Undergrad Bloch Waves within Tight Binding Approximation

[James J]

So I thought I understood something well, and then I went to explain it to someone and it turns out I'm missing something, and I'd appreciate any insight you might have.
If I think about Bloch's theorem, it states that
ψ_k(r)=e^ik⋅ru_k(r) where u_k has the periodicity of the lattice. If u is independent of wavevector, well then I'm just multiplying some function by a plane wave. Great. The density, which is a physical observable, then is independent of k and each unit cell has the same density ρ(r).

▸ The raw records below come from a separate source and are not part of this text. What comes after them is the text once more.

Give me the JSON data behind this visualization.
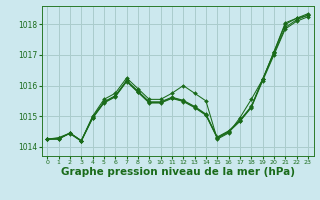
{
  "bg_color": "#cce8ee",
  "grid_color": "#aacccc",
  "line_color": "#1a6b1a",
  "marker_color": "#1a6b1a",
  "xlabel": "Graphe pression niveau de la mer (hPa)",
  "xlabel_fontsize": 7.5,
  "ylim": [
    1013.7,
    1018.6
  ],
  "xlim": [
    -0.5,
    23.5
  ],
  "yticks": [
    1014,
    1015,
    1016,
    1017,
    1018
  ],
  "xticks": [
    0,
    1,
    2,
    3,
    4,
    5,
    6,
    7,
    8,
    9,
    10,
    11,
    12,
    13,
    14,
    15,
    16,
    17,
    18,
    19,
    20,
    21,
    22,
    23
  ],
  "series": [
    [
      1014.25,
      1014.25,
      1014.45,
      1014.2,
      1015.0,
      1015.55,
      1015.75,
      1016.25,
      1015.9,
      1015.55,
      1015.55,
      1015.75,
      1016.0,
      1015.75,
      1015.5,
      1014.25,
      1014.45,
      1014.95,
      1015.55,
      1016.2,
      1017.1,
      1018.05,
      1018.2,
      1018.35
    ],
    [
      1014.25,
      1014.25,
      1014.45,
      1014.2,
      1014.95,
      1015.45,
      1015.65,
      1016.15,
      1015.8,
      1015.45,
      1015.45,
      1015.6,
      1015.5,
      1015.3,
      1015.05,
      1014.3,
      1014.5,
      1014.85,
      1015.3,
      1016.2,
      1017.1,
      1018.0,
      1018.2,
      1018.3
    ],
    [
      1014.25,
      1014.3,
      1014.45,
      1014.2,
      1014.97,
      1015.47,
      1015.67,
      1016.17,
      1015.82,
      1015.47,
      1015.47,
      1015.62,
      1015.52,
      1015.32,
      1015.07,
      1014.32,
      1014.52,
      1014.87,
      1015.32,
      1016.2,
      1017.05,
      1017.9,
      1018.15,
      1018.3
    ],
    [
      1014.25,
      1014.28,
      1014.43,
      1014.18,
      1014.93,
      1015.43,
      1015.63,
      1016.13,
      1015.78,
      1015.43,
      1015.43,
      1015.58,
      1015.48,
      1015.28,
      1015.03,
      1014.28,
      1014.48,
      1014.83,
      1015.28,
      1016.15,
      1017.0,
      1017.85,
      1018.1,
      1018.25
    ]
  ]
}
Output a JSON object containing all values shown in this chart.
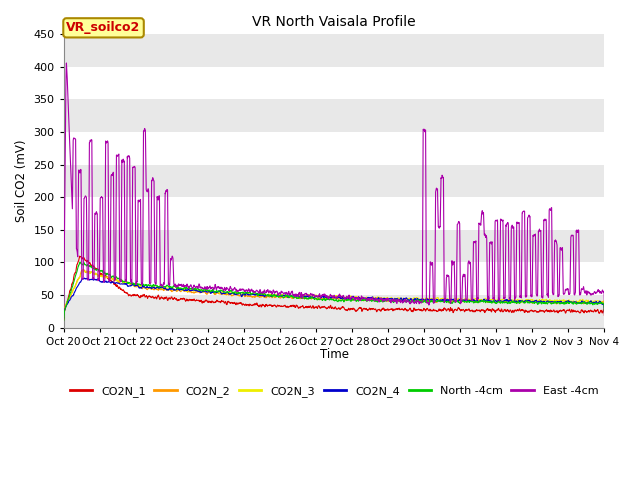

Within the tight binding approximation, however, one typically applies that phase factor discretely to orbitals inside each unit cell. For a single orbital per unit cell, φ, one might write the wave function as ψ_TB=∑_m e^ikR_mφ(r-R_m)

This is distinct from multiplying the sum by a continuous plane wave (ψ=e^ik⋅R∑_mφ(r-R_m)) as it introduces nodes in the density ρ(r), and makes the density depend on the choice of origin. Both of these satisfy Bloch's theorem, but they seem physically different. I understand if I work through a simple band structure how ψ_TB(k) has some advantages for calculating band structures, but am I getting hung up on something unphysical, wrong, trivial, or subtly relevant?

Thanks for any insight,
James

 

[DrDu]

Maybe a simple example helps here: Think of a one dimensional chain of e.g. hydrogen atoms. You can write down the Bloch wavefunctions immediately. Now you can also chose the lattice constant twice as large as the distance of the atoms. Then the basis will contain two atoms. The wavefunction does not change, only the interpretation. You see that the second atom will be out of phase relative to the first one by exp(ika).